Legislative Assembly for the ACT: 2006 Week 5 Hansard (11 May) . . Page.. 1660..
Mr Mulcahy (continuing):
custody in Western Australia is $241 a day. They must get better meals! Compare that with $14 a day for supervising an offender in the community. Queensland also has this scheme and, interestingly, aims community service at the genuinely needy who are experiencing financial difficulties, so there is a bit of finetuning there.
My amendment is not radical in social or economic terms. Rather, it is a logical move that will benefit government financially in the short term and socially in the long term, as well as benefiting individual skills and networks and assisting the community. Mr Speaker, I do have hope that gradually the ACT will move to such a system of community service orders. While understanding that it would be rather difficult to put more than 100,000 currently outstanding fine defaulters on community service orders in the next week or two, it is something that we could move to over time.
MR STEFANIAK (Ginninderra) (11.13): Mr Speaker, it is not often that I agree with the government on sentencing matters but, whilst I have some sympathy for what Dr Foskey is proposing, I see this bill as being completely reasonable. Funnily enough, the union rate of 71/2 hours of community service work for every $100 of an outstanding fine probably is not a bad sort of scenario. A fine probably would have to involve a big corporation for 500 hours of community service work to apply and then it would have to be one of the biggest fines ever in the ACT. I think that that is probably quite reasonable.
I accept the attorney's comment that there would be significant difficulties in this regard. I think that it is good that he is looking at this question. Most of us are old enough to remember the case of Jamie Partlic, who was beaten to a pulp by some prisoner while he was in jail over a parking fine default. That was when lots of improvements were made in relation to fine defaults.
When fine defaults were operating in the ACT in the 1980s the rate used to be, I think, $25 a day and for the first four days you would be kept in a police station, but if you had to pay for more than four days you would go Goulburn, which most people did not like. In fact, I can recall a flatmate of mine who owed $325 being picked up at work and I remember paying $250 so that he did not have to go to Goulburn. He was kept here instead. He was due to go to army reserve training that night and I rang his platoon commander, who was a mate of mine, and said, "Johnny is not going to be there."He was let out about six minutes after he should have been and he was rattling a can on his cell at Civic police station to get out. In the end he worked out $75 of it and paid me back the $250 I lent him.

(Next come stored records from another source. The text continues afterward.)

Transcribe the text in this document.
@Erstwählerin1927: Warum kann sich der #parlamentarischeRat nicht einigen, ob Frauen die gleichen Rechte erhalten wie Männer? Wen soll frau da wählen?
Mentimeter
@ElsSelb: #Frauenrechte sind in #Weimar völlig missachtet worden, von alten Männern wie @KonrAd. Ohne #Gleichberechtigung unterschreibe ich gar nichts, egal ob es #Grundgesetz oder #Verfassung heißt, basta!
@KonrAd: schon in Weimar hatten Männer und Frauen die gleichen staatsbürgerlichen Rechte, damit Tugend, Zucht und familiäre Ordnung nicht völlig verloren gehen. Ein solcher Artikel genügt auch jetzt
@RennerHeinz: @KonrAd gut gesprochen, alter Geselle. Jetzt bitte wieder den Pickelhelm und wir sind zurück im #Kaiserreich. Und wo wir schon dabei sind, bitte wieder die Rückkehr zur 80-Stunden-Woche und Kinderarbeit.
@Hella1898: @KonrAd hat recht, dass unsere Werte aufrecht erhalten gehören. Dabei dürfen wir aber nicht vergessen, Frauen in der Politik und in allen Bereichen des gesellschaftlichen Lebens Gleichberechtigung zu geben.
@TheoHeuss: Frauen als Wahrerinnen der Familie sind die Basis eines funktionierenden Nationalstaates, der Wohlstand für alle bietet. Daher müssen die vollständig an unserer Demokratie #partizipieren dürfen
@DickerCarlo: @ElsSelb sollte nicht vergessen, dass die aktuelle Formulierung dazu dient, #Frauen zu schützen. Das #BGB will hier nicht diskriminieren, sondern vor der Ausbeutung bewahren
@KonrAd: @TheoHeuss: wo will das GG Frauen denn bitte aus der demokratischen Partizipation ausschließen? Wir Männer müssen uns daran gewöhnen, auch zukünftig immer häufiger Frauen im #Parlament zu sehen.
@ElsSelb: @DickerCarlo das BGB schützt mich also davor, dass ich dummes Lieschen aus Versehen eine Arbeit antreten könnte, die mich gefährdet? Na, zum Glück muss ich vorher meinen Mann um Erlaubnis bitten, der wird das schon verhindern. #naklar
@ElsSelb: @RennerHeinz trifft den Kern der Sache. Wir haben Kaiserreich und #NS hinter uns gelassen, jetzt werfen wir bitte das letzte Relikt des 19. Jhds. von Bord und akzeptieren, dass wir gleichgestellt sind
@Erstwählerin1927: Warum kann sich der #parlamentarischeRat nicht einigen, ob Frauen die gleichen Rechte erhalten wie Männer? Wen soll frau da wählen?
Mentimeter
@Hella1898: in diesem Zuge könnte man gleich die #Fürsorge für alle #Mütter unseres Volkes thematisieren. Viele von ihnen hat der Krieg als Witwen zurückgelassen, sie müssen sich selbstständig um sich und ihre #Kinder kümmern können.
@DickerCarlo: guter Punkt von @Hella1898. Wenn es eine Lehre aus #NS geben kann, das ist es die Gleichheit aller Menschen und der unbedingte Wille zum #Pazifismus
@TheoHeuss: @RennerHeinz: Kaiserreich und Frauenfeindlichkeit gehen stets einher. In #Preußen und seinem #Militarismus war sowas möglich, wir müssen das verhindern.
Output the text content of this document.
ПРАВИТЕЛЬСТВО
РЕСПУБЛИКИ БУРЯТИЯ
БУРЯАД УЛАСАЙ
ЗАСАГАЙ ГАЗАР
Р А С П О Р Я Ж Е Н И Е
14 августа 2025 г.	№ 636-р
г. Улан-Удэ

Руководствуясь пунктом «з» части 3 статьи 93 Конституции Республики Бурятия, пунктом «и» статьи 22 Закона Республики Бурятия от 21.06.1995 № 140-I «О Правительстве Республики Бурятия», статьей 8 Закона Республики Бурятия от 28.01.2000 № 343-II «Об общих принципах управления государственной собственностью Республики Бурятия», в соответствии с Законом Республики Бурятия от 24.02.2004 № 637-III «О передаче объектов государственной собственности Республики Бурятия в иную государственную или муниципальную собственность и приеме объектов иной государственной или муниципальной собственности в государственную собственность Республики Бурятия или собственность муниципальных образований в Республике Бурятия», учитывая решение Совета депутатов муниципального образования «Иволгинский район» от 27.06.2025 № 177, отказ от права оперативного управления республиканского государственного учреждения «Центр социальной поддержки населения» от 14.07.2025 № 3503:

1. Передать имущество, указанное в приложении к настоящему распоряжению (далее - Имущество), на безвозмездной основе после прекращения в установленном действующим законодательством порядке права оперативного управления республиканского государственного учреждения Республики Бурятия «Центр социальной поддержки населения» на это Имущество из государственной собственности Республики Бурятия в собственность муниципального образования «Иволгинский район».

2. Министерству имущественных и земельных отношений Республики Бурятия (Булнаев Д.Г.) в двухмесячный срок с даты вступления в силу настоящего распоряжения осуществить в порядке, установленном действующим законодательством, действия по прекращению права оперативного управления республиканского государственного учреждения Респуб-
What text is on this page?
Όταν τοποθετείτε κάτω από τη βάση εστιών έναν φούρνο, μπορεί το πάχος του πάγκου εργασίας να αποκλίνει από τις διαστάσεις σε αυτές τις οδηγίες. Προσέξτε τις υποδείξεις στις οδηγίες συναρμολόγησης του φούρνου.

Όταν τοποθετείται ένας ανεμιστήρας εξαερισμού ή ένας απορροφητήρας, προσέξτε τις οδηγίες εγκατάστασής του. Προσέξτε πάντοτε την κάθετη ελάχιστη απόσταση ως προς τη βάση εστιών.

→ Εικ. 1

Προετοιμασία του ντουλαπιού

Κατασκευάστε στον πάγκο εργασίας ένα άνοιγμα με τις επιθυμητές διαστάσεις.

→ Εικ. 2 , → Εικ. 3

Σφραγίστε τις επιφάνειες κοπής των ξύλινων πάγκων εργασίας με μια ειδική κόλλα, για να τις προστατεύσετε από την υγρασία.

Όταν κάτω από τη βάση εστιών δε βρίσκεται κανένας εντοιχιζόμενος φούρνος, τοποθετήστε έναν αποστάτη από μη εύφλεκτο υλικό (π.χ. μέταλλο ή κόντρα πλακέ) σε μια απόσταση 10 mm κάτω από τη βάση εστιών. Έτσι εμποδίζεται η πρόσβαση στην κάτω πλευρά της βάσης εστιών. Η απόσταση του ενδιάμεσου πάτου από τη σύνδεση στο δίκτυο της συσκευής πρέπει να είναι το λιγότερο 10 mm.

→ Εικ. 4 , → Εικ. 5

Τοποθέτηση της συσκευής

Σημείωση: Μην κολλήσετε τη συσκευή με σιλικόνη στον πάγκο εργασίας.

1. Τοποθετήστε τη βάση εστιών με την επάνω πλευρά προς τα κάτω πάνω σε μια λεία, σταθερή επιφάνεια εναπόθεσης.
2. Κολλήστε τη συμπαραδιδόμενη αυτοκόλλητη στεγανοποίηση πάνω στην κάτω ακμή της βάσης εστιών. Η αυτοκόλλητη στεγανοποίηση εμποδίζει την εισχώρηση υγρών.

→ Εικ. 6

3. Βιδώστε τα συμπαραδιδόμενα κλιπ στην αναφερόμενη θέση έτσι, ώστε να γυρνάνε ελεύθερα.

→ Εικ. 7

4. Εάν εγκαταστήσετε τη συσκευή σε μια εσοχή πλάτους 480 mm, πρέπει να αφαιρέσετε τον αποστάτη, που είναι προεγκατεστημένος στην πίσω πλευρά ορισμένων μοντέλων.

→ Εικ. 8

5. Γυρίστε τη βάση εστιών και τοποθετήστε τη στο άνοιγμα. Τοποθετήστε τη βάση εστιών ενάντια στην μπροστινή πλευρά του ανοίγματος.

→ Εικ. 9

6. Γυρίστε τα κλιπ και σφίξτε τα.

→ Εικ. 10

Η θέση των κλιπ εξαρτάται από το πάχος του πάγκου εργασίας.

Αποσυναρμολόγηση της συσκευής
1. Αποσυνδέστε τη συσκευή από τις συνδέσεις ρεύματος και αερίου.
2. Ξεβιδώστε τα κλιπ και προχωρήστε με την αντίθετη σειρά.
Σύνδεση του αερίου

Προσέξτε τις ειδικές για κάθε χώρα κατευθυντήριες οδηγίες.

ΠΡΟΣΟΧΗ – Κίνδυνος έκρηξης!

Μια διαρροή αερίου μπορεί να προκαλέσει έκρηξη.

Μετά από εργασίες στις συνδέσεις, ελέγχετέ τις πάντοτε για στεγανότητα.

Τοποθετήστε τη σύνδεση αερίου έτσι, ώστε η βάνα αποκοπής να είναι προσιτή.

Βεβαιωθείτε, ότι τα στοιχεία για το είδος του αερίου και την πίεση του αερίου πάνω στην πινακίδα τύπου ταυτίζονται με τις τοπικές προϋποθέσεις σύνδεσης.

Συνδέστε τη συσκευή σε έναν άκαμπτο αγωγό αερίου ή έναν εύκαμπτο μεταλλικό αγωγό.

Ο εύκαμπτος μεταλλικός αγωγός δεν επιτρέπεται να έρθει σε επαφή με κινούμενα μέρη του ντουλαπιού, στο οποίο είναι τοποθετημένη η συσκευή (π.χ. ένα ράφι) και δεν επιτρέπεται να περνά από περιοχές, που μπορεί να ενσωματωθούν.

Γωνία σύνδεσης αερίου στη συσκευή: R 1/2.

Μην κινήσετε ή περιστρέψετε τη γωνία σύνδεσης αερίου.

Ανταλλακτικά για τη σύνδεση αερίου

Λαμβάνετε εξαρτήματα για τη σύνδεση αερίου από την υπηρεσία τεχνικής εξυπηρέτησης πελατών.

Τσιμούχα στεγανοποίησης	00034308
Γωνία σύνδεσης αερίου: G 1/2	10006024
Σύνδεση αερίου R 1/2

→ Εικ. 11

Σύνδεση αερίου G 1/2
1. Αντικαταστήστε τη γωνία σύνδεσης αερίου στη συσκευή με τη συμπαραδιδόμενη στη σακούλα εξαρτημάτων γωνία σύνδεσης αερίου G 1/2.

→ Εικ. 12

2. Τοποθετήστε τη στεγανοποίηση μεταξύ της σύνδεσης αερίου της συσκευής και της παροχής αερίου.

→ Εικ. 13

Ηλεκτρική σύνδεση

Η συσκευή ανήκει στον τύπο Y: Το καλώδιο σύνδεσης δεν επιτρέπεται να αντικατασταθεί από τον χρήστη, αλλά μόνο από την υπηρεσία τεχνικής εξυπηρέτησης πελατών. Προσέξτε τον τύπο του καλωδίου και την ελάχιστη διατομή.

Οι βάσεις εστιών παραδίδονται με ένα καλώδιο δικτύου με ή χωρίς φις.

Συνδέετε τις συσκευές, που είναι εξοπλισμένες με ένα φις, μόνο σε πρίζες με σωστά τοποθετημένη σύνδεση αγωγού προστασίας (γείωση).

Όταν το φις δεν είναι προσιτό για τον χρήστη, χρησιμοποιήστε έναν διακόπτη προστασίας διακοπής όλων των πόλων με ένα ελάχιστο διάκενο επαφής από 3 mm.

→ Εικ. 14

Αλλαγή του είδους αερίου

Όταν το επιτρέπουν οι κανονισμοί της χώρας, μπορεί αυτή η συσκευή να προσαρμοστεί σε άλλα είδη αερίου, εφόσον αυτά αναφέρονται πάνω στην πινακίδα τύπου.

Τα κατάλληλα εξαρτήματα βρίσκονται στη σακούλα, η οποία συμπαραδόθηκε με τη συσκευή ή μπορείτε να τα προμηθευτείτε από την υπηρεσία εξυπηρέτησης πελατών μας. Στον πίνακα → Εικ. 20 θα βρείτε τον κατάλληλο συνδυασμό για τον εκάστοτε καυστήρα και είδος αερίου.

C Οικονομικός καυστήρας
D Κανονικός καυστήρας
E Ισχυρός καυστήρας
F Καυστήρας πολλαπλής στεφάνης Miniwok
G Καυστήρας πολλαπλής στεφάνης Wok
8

A good scheme has come in concerning the Road Transport Act. I commend to the government extending that one beyond just traffic matters. I remember being in the First Assembly when it first came in back in about 1990. You may too, Mr Speaker. I think I made the point at the time that the three most serious offences in the ACT had just become murder—you can only have manslaughter now; we do not have murder any more—driving whilst your licence was cancelled, for which people used to go to jail, and parking. If you did not pay your parking fine, you would have your licence taken away and you could not register your car until you had paid the fine. I thought that that was a quite severe but not unreasonable punishment. The number of unpaid parking fines, and then it was extended to traffic fines, went through the floor. Most people simply paid up because of the huge inconvenience of not having your licence renewed and having your registration effectively stripped until you actually paid your outstanding traffic fines.